A Deep Stain

My colleague who has travelled throughout Africa and inspired many significant projects with partners in Kenya, Burundi and Rwanda made the striking comment as we experienced Haiti for the first time. “It’s as if a chunk of Africa has been lifted and dropped in the Caribbean” he said. In people terms, this is exactly what has happened. In the history of the colonialist’s insatiable lust for the third world’s resources, the pillaging and raping of the land, nothing compares to the evil of the slave trade. It remains the deepest stain on our history. That individuals, people who have been made in the image of God, and who, solely because of their race and where they came from, could be dragged from their homes and land, bought and sold and disposed of, as property, as things, is both hideous and despicable. That governments could collude and benefit from the trade and the Christian church provide the necessary theology to back it up, makes it all the more damning.

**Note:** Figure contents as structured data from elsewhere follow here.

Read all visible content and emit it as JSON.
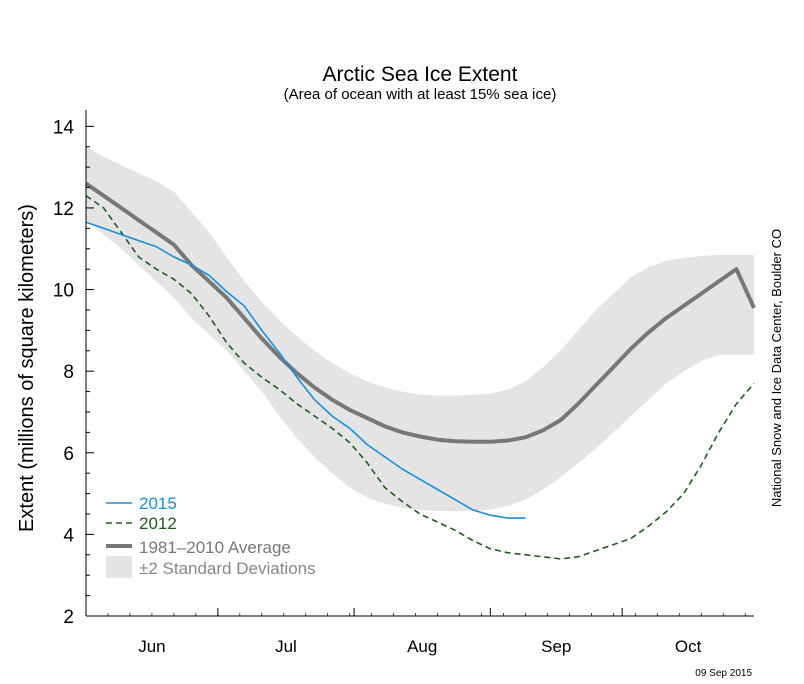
{
  "chart_data": {
    "type": "line",
    "title": "Arctic Sea Ice Extent",
    "subtitle": "(Area of ocean with at least 15% sea ice)",
    "ylabel": "Extent (millions of square kilometers)",
    "xlabel": "",
    "ylim": [
      2,
      14.4
    ],
    "yticks": [
      2,
      4,
      6,
      8,
      10,
      12,
      14
    ],
    "x_day_range": [
      0,
      152
    ],
    "x_axis": [
      {
        "label": "Jun",
        "start": 0
      },
      {
        "label": "Jul",
        "start": 30
      },
      {
        "label": "Aug",
        "start": 61
      },
      {
        "label": "Sep",
        "start": 92
      },
      {
        "label": "Oct",
        "start": 122
      }
    ],
    "grid": false,
    "legend_position": "bottom-left",
    "credit": "National Snow and Ice Data Center, Boulder CO",
    "date_stamp": "09 Sep 2015",
    "colors": {
      "s2015": "#1a8fdc",
      "s2012": "#1f5c1f",
      "average": "#777777",
      "band": "#e4e4e4"
    },
    "legend": [
      {
        "label": "2015",
        "style": "solid-blue"
      },
      {
        "label": "2012",
        "style": "dashed-green"
      },
      {
        "label": "1981–2010 Average",
        "style": "thick-gray"
      },
      {
        "label": "±2 Standard Deviations",
        "style": "band"
      }
    ],
    "series": [
      {
        "name": "2015",
        "x": [
          0,
          4,
          8,
          12,
          16,
          20,
          24,
          28,
          32,
          36,
          40,
          44,
          48,
          52,
          56,
          60,
          64,
          68,
          72,
          76,
          80,
          84,
          88,
          92,
          96,
          100
        ],
        "y": [
          11.65,
          11.5,
          11.35,
          11.2,
          11.05,
          10.8,
          10.6,
          10.35,
          9.95,
          9.6,
          9.0,
          8.45,
          7.85,
          7.3,
          6.9,
          6.6,
          6.2,
          5.9,
          5.6,
          5.35,
          5.1,
          4.85,
          4.6,
          4.47,
          4.4,
          4.4
        ]
      },
      {
        "name": "2012",
        "x": [
          0,
          4,
          8,
          12,
          16,
          20,
          24,
          28,
          32,
          36,
          40,
          44,
          48,
          52,
          56,
          60,
          64,
          68,
          72,
          76,
          80,
          84,
          88,
          92,
          96,
          100,
          104,
          108,
          112,
          116,
          120,
          124,
          128,
          132,
          136,
          140,
          144,
          148,
          152
        ],
        "y": [
          12.3,
          12.0,
          11.4,
          10.8,
          10.5,
          10.25,
          9.9,
          9.35,
          8.7,
          8.2,
          7.85,
          7.55,
          7.2,
          6.9,
          6.6,
          6.25,
          5.75,
          5.15,
          4.8,
          4.5,
          4.3,
          4.1,
          3.85,
          3.65,
          3.55,
          3.5,
          3.45,
          3.4,
          3.45,
          3.6,
          3.75,
          3.9,
          4.2,
          4.55,
          5.0,
          5.7,
          6.5,
          7.2,
          7.7
        ]
      },
      {
        "name": "1981–2010 Average",
        "x": [
          0,
          4,
          8,
          12,
          16,
          20,
          24,
          28,
          32,
          36,
          40,
          44,
          48,
          52,
          56,
          60,
          64,
          68,
          72,
          76,
          80,
          84,
          88,
          92,
          96,
          100,
          104,
          108,
          112,
          116,
          120,
          124,
          128,
          132,
          136,
          140,
          144,
          148,
          152
        ],
        "y": [
          12.6,
          12.3,
          12.0,
          11.7,
          11.4,
          11.1,
          10.6,
          10.2,
          9.8,
          9.3,
          8.8,
          8.35,
          7.95,
          7.6,
          7.3,
          7.05,
          6.85,
          6.65,
          6.5,
          6.4,
          6.32,
          6.28,
          6.27,
          6.27,
          6.3,
          6.38,
          6.55,
          6.8,
          7.2,
          7.65,
          8.1,
          8.55,
          8.95,
          9.3,
          9.6,
          9.9,
          10.2,
          10.5,
          9.55
        ]
      },
      {
        "name": "±2 Standard Deviations",
        "x": [
          0,
          4,
          8,
          12,
          16,
          20,
          24,
          28,
          32,
          36,
          40,
          44,
          48,
          52,
          56,
          60,
          64,
          68,
          72,
          76,
          80,
          84,
          88,
          92,
          96,
          100,
          104,
          108,
          112,
          116,
          120,
          124,
          128,
          132,
          136,
          140,
          144,
          148,
          152
        ],
        "upper": [
          13.5,
          13.25,
          13.05,
          12.85,
          12.65,
          12.4,
          11.9,
          11.4,
          10.8,
          10.2,
          9.7,
          9.25,
          8.85,
          8.5,
          8.2,
          7.95,
          7.75,
          7.6,
          7.5,
          7.42,
          7.4,
          7.4,
          7.42,
          7.45,
          7.55,
          7.75,
          8.1,
          8.5,
          9.0,
          9.5,
          9.9,
          10.3,
          10.55,
          10.7,
          10.78,
          10.82,
          10.85,
          10.85,
          10.85
        ],
        "lower": [
          11.7,
          11.35,
          11.0,
          10.6,
          10.2,
          9.8,
          9.3,
          8.9,
          8.5,
          8.0,
          7.5,
          6.9,
          6.35,
          5.9,
          5.5,
          5.15,
          4.9,
          4.75,
          4.65,
          4.6,
          4.57,
          4.57,
          4.58,
          4.6,
          4.7,
          4.85,
          5.1,
          5.4,
          5.75,
          6.1,
          6.5,
          6.9,
          7.3,
          7.7,
          8.0,
          8.25,
          8.4,
          8.4,
          8.4
        ]
      }
    ]
  }
}
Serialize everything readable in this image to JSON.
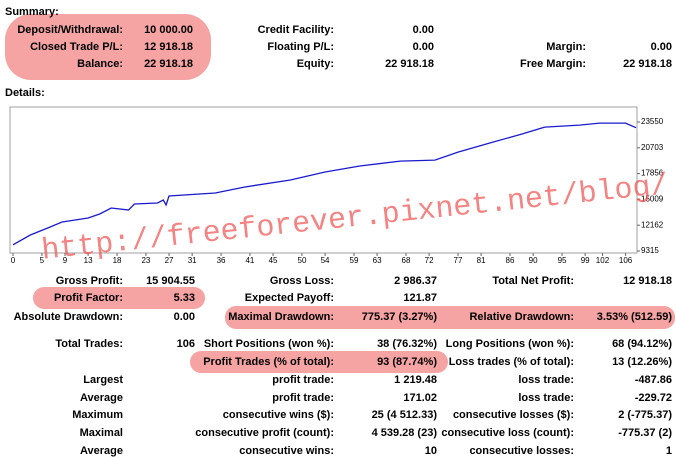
{
  "header": {
    "summary": "Summary:",
    "details": "Details:"
  },
  "summary": {
    "rows": [
      {
        "c1": [
          "Deposit/Withdrawal:",
          "10 000.00"
        ],
        "c2": [
          "Credit Facility:",
          "0.00"
        ]
      },
      {
        "c1": [
          "Closed Trade P/L:",
          "12 918.18"
        ],
        "c2": [
          "Floating P/L:",
          "0.00"
        ],
        "c3": [
          "Margin:",
          "0.00"
        ]
      },
      {
        "c1": [
          "Balance:",
          "22 918.18"
        ],
        "c2": [
          "Equity:",
          "22 918.18"
        ],
        "c3": [
          "Free Margin:",
          "22 918.18"
        ]
      }
    ]
  },
  "chart_data": {
    "type": "line",
    "x": [
      0,
      3,
      6,
      8.5,
      13,
      15,
      17,
      20,
      21,
      25,
      26,
      26.5,
      27,
      35,
      40,
      48,
      54,
      60,
      67,
      73,
      77,
      82.5,
      88,
      92,
      98,
      101.5,
      106,
      107.8
    ],
    "series": [
      {
        "color": "#1a1acc",
        "values": [
          10000,
          11080,
          11850,
          12510,
          12955,
          13400,
          14060,
          13840,
          14500,
          14610,
          14940,
          14390,
          15380,
          15710,
          16370,
          17150,
          18030,
          18690,
          19240,
          19350,
          20230,
          21230,
          22220,
          22990,
          23210,
          23430,
          23430,
          22918
        ]
      }
    ],
    "xlim": [
      0,
      107.8
    ],
    "xticks": [
      0,
      5,
      9,
      13,
      18,
      23,
      27,
      31,
      36,
      41,
      45,
      50,
      54,
      59,
      63,
      68,
      72,
      77,
      81,
      86,
      90,
      95,
      99,
      102,
      106
    ],
    "ylim": [
      9315,
      23550
    ],
    "yticks": [
      9315,
      12162,
      15009,
      17856,
      20703,
      23550
    ],
    "watermark": "http://freeforever.pixnet.net/blog/"
  },
  "stats": {
    "rows": [
      {
        "c1": [
          "Gross Profit:",
          "15 904.55"
        ],
        "c2": [
          "Gross Loss:",
          "2 986.37"
        ],
        "c3": [
          "Total Net Profit:",
          "12 918.18"
        ]
      },
      {
        "c1": [
          "Profit Factor:",
          "5.33"
        ],
        "c2": [
          "Expected Payoff:",
          "121.87"
        ]
      },
      {
        "c1": [
          "Absolute Drawdown:",
          "0.00"
        ],
        "c2": [
          "Maximal Drawdown:",
          "775.37 (3.27%)"
        ],
        "c3": [
          "Relative Drawdown:",
          "3.53% (512.59)"
        ]
      },
      {
        "c1": [
          "Total Trades:",
          "106"
        ],
        "c2": [
          "Short Positions (won %):",
          "38 (76.32%)"
        ],
        "c3": [
          "Long Positions (won %):",
          "68 (94.12%)"
        ]
      },
      {
        "c2": [
          "Profit Trades (% of total):",
          "93 (87.74%)"
        ],
        "c3": [
          "Loss trades (% of total):",
          "13 (12.26%)"
        ]
      },
      {
        "c1": [
          "Largest"
        ],
        "c2": [
          "profit trade:",
          "1 219.48"
        ],
        "c3": [
          "loss trade:",
          "-487.86"
        ]
      },
      {
        "c1": [
          "Average"
        ],
        "c2": [
          "profit trade:",
          "171.02"
        ],
        "c3": [
          "loss trade:",
          "-229.72"
        ]
      },
      {
        "c1": [
          "Maximum"
        ],
        "c2": [
          "consecutive wins ($):",
          "25 (4 512.33)"
        ],
        "c3": [
          "consecutive losses ($):",
          "2 (-775.37)"
        ]
      },
      {
        "c1": [
          "Maximal"
        ],
        "c2": [
          "consecutive profit (count):",
          "4 539.28 (23)"
        ],
        "c3": [
          "consecutive loss (count):",
          "-775.37 (2)"
        ]
      },
      {
        "c1": [
          "Average"
        ],
        "c2": [
          "consecutive wins:",
          "10"
        ],
        "c3": [
          "consecutive losses:",
          "1"
        ]
      }
    ]
  }
}
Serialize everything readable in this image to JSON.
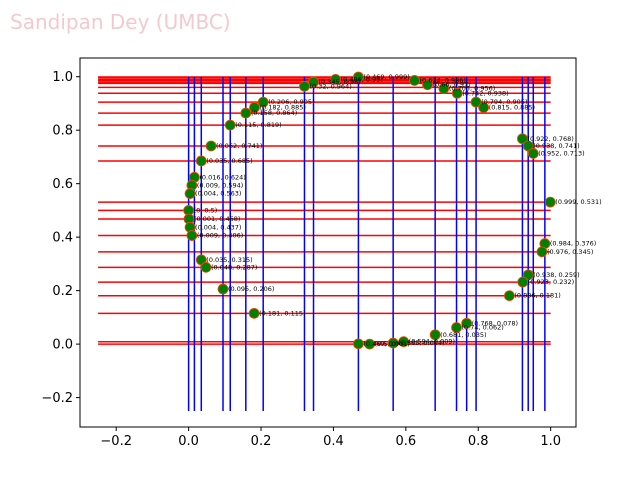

The true depth of that stain can be felt here in Haiti. Brought from west Africa by the French to work the land they rose up and defied their masters to become the first independent nation in Central America with a government made up of former slaves. At first first few countries recognised them and they could only begin trade with their former colonial masters by paying a crippling fine as compensation for their loss of earnings – the loss of their slaves. The cruel irony and absurdity of what was happening is hard to swallow. They were obliged to pay their previous owners for the freedom to live in a land which had already been raped. (The deforestation that took place during the colonial period contributes enormously to Haiti’ current problems). At times in their history the Haitians were treated cruelty by their neighbours in the Dominica Republic. The darkest episode took place in 1937 when, under Trujillo’s orders, 10-20 thousand Haitians were slaughtered in a heinous act of genocide and ethnic cleansing. The Rio Massacre, which serves as a border between the two countries, at points, was literally flowing with blood. The recent earthquake and the series of coups and despots only serves to pour salt on the sore of this wounded nation.

Today the colonialists have been replaced with multinationals who have the Haitians by the throat. The innocent sounding “free trade zone” at Ouanaminthe where goods are produced for well known clothing brands, blatantly uses cheap labour in sweat shop conditions.

It is and remains a great stain and an inescapable burden. If you cared at all what could you do ? How could you respond?

For many, catharthis is found in political action when the anger and indignation at injustice propels them into raising the issue, getting people to listen. pillaring governments, writing letters, signing petitions and every legal method of forcing those in power to change corrupt and unjust business. For me it has to be another way. And what I observed my colleagues doing, on the ground at an individual human level, working and helping local people, partners in the communities, epitomised that.

The great stain won’t be removed with money or with years or with good intentions or with penance. The victims will only lose their victimhood when they find their true worth their true value their self respect and their unshakable dignity. That was what my colleagues were working towards and that was what inspired them.